I THINK that the 2910 has the same interlock as the
B7800; i.e. once you have started the engine, and engaged the PTO, if you leave the tractor seat without tipping it forward w/in couple of seconds of getting up, the engine dies.
The purpose of this, obviously, is to make it impossible for the operator to inadvertently leave the PTO running while dismounting the tractor. The seat tipping override allows the operator to leave the PTO running while dismounting providing he tips the seat forward, a presumably deliberate act.
Doesn't your
B2910 have that?
You are quite correct that if (1) the PTO is not engaged and (2) the transmission is not engaged either, then the engine will continue to run when you get off, without your needing to tip the seat forward. That is because the only two hazards that the seat cut-out switch is designed to protect against are (1) accidentally coming into contact with moving PTO attachments and (2) having the tractor moving with no operator.
I take it that, whether there is a safety switch that kills the engine or not, it wouldn't be a good practice to dismount the tractor without being aware that the PTO is engaged. Likewise that it is prudent to require the dismounting operator to do something to make sure that if the engine continues to run with the PTO engaged, the operator is aware of it and it is a deliberate choice.
With a
chipper/shredder or a log splitter, you have to dismount the tractor to operate the attachment, unless you have a second person to operate it, and therefore you have to have some way to enable the engine and PTO to continue running. Killing the engine unless the operator tips the seat forward is Kubota's way of accomplishing this when necessary, while avoiding allowing the operator to leave the seat without being aware that the PTO is engaged.
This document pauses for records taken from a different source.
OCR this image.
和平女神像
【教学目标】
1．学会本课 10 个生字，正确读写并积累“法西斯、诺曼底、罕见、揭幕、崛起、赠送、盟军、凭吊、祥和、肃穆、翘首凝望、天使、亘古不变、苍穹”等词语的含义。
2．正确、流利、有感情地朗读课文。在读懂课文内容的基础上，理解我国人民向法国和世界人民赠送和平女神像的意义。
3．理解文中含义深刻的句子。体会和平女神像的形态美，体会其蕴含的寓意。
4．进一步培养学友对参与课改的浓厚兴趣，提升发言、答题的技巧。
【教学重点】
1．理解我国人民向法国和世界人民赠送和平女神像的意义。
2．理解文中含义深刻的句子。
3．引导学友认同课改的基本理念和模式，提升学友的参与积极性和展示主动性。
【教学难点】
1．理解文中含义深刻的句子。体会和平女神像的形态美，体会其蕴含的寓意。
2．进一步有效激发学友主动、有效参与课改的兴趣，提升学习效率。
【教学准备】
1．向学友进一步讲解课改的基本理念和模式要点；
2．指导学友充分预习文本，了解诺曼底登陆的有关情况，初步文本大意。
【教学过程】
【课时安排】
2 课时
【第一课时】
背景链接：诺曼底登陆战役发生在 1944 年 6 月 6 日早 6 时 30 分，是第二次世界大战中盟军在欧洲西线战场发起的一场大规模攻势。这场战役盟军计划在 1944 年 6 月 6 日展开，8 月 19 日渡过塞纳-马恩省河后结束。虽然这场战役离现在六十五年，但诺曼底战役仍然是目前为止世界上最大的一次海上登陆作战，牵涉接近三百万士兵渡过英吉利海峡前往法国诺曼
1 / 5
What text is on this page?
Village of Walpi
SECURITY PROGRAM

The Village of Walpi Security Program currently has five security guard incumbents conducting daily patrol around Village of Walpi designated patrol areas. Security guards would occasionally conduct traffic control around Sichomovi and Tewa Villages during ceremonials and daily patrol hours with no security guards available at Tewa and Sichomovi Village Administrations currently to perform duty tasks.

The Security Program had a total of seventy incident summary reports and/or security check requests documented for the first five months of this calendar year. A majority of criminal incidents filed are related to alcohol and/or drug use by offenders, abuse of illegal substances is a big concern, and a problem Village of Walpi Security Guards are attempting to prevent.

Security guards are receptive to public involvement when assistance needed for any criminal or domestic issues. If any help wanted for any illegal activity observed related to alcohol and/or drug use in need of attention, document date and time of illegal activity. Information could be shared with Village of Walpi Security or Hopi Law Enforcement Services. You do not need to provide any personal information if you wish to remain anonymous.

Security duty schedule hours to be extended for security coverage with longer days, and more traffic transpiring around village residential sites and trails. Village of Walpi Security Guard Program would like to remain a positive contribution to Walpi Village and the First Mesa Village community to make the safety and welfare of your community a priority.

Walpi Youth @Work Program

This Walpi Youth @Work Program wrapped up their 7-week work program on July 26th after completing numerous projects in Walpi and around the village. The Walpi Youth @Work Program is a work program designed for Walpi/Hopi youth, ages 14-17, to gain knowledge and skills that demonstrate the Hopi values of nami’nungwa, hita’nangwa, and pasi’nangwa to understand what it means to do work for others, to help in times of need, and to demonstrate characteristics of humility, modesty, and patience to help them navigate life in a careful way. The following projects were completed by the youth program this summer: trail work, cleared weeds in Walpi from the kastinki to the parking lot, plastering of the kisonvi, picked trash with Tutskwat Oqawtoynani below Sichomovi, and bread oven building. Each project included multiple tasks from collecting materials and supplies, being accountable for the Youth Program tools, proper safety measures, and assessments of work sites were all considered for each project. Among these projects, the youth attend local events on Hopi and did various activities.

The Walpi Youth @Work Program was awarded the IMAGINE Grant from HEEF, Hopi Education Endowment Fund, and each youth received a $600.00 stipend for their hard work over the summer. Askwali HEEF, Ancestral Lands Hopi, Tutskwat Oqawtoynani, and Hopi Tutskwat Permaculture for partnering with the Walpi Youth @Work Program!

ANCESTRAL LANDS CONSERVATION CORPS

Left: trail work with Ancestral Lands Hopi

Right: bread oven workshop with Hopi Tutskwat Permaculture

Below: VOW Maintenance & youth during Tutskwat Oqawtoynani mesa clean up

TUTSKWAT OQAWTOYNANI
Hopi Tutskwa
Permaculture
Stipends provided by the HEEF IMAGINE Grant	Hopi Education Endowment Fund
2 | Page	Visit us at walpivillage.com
Some months ago there was a thread in which some people expressed the view that the cut-out safety switch was a nuisance and should be overriden so that you could dismount a tractor with engine and PTO running without bothering to tip the seat forward. I still think that that is not a good idea and that having to tip the seat isn't much of an inconvenience for protection against inadvertently dismounting while the PTO is running.
...which brings me back to my point about the PHD: I can't conceive of a situation where I would be comfortable dismounting a tractor with an engaged PHD and I hope nobody else would be either since I can't imagine a good reason for wanting to do so.